Holy Hannah!!!!! I must be in an advanced state of Alzheimers, I would have sworn up and down I never said anything about two years to appeal robbery. I have bigger fish to fry for a couple of hours but when I ger back I'll be looking for that.
No you didn’t, I said that, you simply ducked the issue. But let me ask you straight out. If you think that appeal for death penalty should be over in 7 days, do you think that appeals to all other less severe crimes (robbery, rape, theft etc.) also should be dealt with in seven days?
If not, then what I said applies. If you think that all appeals should be dealt with in seven days, you are talking of billions of dollars worth of new expenditure on court buildings, judges, public prosecutor, defense attorneys etc.
So, which is it?
And just where did I say that it is enforced federally, please point that out to me? I have never said that it is federally administered, I know that it is a matter for the states (although they also have death penalty federally), I don’t know where you got that idea.

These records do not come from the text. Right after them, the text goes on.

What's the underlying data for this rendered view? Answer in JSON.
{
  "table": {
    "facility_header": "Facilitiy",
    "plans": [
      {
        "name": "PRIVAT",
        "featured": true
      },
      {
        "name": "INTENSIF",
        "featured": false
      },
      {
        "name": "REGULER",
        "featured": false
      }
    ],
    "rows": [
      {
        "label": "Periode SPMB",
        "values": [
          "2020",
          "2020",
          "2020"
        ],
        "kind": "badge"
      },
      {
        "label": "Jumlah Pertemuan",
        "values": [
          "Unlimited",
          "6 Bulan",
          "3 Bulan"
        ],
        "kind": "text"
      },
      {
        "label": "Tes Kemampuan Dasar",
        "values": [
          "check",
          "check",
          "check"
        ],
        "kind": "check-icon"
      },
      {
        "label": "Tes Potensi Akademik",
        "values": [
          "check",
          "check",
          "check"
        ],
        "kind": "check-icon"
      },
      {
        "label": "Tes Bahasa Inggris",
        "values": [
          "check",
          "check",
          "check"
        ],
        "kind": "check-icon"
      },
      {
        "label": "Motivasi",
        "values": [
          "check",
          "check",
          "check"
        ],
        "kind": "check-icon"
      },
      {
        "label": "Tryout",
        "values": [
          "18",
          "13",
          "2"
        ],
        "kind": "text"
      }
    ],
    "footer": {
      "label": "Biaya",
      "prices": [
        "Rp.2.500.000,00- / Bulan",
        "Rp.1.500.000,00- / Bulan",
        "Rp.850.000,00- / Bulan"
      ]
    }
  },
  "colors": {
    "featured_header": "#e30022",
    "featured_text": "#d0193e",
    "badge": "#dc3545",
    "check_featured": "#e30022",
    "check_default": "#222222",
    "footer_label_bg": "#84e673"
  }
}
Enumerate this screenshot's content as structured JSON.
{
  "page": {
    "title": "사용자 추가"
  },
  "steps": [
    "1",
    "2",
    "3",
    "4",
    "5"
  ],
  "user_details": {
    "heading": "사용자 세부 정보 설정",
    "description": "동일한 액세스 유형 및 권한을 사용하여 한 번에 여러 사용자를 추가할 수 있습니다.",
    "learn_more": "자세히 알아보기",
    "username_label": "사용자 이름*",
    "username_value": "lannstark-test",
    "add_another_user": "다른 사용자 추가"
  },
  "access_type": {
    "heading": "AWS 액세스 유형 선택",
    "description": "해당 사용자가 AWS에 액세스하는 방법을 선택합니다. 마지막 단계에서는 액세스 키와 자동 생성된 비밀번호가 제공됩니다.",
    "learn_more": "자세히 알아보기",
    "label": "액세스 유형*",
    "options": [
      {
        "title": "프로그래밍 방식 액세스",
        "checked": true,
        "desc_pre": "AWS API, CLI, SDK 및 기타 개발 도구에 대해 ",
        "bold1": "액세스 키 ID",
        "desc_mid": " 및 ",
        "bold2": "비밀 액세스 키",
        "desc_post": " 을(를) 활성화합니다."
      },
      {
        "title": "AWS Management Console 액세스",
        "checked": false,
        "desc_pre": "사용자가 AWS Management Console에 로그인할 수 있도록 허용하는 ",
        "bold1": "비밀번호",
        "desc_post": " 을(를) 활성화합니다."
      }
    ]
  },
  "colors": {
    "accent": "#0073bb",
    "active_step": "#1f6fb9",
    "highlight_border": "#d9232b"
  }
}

This is called, putting up a straw man and knocking him down. You put up the straw man by claiming that I said that death penalty is administered federally (which I never did) and then proceed to knock him down. That is a standard debating technique.
I have trust in ‘solid scientific DNA thing’, but I don’t believe in human infallibility. There is also a saying in science, ‘garbage in, garbage out’. If there has been contamination of the DNA sample, or DNA samples of two people have been mixed up, it doesn’t matter how good you DNA detection techniques are, they won’t do your any good.
DNA analysis may be infallible (though some may question even that), human beings are not.
Well, yes, I do think that if somebody thinks that in USA death penalty is cheaper than life without parole, he is an ignoramus.
I think - when you're talking about billions of dollars of new expenditure on court buildings, etc. - that you might have overlooked the reduction in crime due because of the deterent value of the death penalty for murder. Of course, that would involve a review and "upgrading" of how we establish and hand out penalties for all crimes. If done effectively, the resulting levels of crime should be reduced, thus allowing the current system to deal with offenders in a time-effective manner.